Il a audité plus de 40 comptes Meta Ads en 2023. Quarante. Et ce qu’il a trouvé, c’est pas vraiment des surprises – c’est surtout les mêmes erreurs meta ads qui reviennent, encore et encore, sur des comptes qui dépensent parfois des dizaines de milliers d’euros par mois. Danilo Duchesnes, fondateur de DHS Digital, agence d’acquisition multi-levier, a décidé d’en faire un inventaire brutal : 21 erreurs, classées par catégorie, sans filtre.
Ce qui m’a frappé en écoutant cet épisode, c’est pas la liste en elle-même. C’est la récurrence. Le fait que des annonceurs qui bossent sur Meta depuis des années répètent les mêmes patterns.

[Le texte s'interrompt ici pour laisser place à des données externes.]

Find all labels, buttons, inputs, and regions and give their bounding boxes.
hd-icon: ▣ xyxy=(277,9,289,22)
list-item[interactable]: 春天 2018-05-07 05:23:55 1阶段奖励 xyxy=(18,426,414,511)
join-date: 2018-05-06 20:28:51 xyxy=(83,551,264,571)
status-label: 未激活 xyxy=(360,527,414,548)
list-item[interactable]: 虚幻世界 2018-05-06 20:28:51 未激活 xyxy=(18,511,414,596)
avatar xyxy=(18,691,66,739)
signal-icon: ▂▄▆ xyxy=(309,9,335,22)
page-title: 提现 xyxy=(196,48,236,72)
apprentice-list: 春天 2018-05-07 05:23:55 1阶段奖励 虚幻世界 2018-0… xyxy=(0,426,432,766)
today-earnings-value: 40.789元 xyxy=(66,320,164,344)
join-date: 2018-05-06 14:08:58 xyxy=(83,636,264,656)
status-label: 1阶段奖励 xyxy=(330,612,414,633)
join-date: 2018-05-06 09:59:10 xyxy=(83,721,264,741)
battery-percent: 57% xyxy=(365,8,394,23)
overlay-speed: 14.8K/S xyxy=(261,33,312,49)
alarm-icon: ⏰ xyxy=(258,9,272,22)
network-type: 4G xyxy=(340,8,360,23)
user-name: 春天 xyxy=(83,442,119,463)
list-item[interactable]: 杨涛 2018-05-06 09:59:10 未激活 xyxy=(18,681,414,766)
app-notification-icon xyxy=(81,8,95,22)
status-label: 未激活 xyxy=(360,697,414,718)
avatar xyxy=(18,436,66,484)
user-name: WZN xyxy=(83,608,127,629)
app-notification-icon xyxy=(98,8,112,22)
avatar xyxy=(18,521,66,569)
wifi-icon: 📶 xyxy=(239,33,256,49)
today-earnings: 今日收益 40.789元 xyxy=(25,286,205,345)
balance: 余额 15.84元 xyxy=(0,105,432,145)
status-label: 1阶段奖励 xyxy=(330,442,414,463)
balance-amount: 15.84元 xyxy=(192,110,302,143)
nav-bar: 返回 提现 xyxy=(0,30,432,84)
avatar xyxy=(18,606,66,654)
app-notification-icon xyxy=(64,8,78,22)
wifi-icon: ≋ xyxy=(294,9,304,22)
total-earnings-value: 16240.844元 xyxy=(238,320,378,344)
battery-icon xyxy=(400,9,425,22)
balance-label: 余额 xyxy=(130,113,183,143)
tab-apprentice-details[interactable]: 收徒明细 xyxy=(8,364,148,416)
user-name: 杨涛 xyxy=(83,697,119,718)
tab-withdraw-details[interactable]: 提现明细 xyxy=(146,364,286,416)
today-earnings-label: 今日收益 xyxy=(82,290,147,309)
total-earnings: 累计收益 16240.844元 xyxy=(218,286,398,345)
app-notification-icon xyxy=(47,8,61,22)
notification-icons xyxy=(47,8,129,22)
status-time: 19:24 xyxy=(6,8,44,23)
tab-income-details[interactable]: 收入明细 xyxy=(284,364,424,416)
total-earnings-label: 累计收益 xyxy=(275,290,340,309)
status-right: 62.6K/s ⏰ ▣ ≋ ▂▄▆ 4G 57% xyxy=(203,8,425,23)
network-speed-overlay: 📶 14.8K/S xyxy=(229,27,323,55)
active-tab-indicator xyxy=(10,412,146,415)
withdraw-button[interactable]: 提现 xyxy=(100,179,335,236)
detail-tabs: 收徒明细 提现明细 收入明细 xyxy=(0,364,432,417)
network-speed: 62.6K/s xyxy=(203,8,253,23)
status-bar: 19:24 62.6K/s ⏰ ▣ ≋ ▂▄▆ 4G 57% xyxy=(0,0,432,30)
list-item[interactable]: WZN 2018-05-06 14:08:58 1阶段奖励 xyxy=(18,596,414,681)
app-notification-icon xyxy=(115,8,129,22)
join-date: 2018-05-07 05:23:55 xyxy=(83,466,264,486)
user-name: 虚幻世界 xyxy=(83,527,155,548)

Tracking mal configuré, structure baroque sur des petits budgets, créas qu’on laisse tourner trop longtemps faute de process – tout ça mis bout à bout, ça saigne le ROAS en silence.
Alors j’ai repris ses notes, j’ai gardé ce qui m’a semblé le plus utile, et j’ai essayé d’en faire quelque chose qui soit un peu plus qu’un simple relevé de points. Parce que comprendre pourquoi une erreur en est une, c’est plus utile que de cocher des cases.
Ce que vous regardez en premier – et pourquoi c’est souvent le mauvais indicateur
Danilo commence par le tracking. Pas par les créas, pas par les audiences. Le tracking. Et c’est déjà une prise de position.
La première des erreurs meta ads qu’il pointe, c’est de piloter uniquement avec la donnée plateforme. Le ROAS affiché dans le Business Manager. Le chiffre d’affaires attribué par Meta. Beaucoup d’annonceurs s’arrêtent là.
« Ils vont peut-être me dire j’ai de mauvaises stats. Ou ils vont me dire j’ai des très bons ROS. Mais ils vont pas forcément regarder ce qui se passe en dehors de la plateforme et vraiment regarder des indicateurs plus globaux comme le MER, le ROS blended, comme le COS, comme la marge brute. »
C’est exactement le problème. Le ROAS plateforme est une fiction partielle – utile pour piloter au quotidien, mais insuffisant pour évaluer la santé réelle d’un compte.
Le MER (Marketing Efficiency Ratio) et le ROAS blended, eux, ramènent tout à la réalité : chiffre d’affaires total divisé par budget marketing total. Ça inclut les ventes qui auraient eu lieu de toute façon. Ça inclut l’email. Ça inclut le SEO. Et ça montre parfois que les 8 de ROAS affichés sur Meta correspondent en réalité à un MER de 2,3.
Deuxième problème de tracking : le Pixel et les événements de conversion mal configurés. L’événement achat qui ne remonte pas le numéro de téléphone, pas l’email, pas l’adresse. Résultat, la qualité de l’événement baisse, l’algorithme a moins de données pour optimiser, et les campagnes tournent moins bien – sans que personne ne comprenne vraiment pourquoi.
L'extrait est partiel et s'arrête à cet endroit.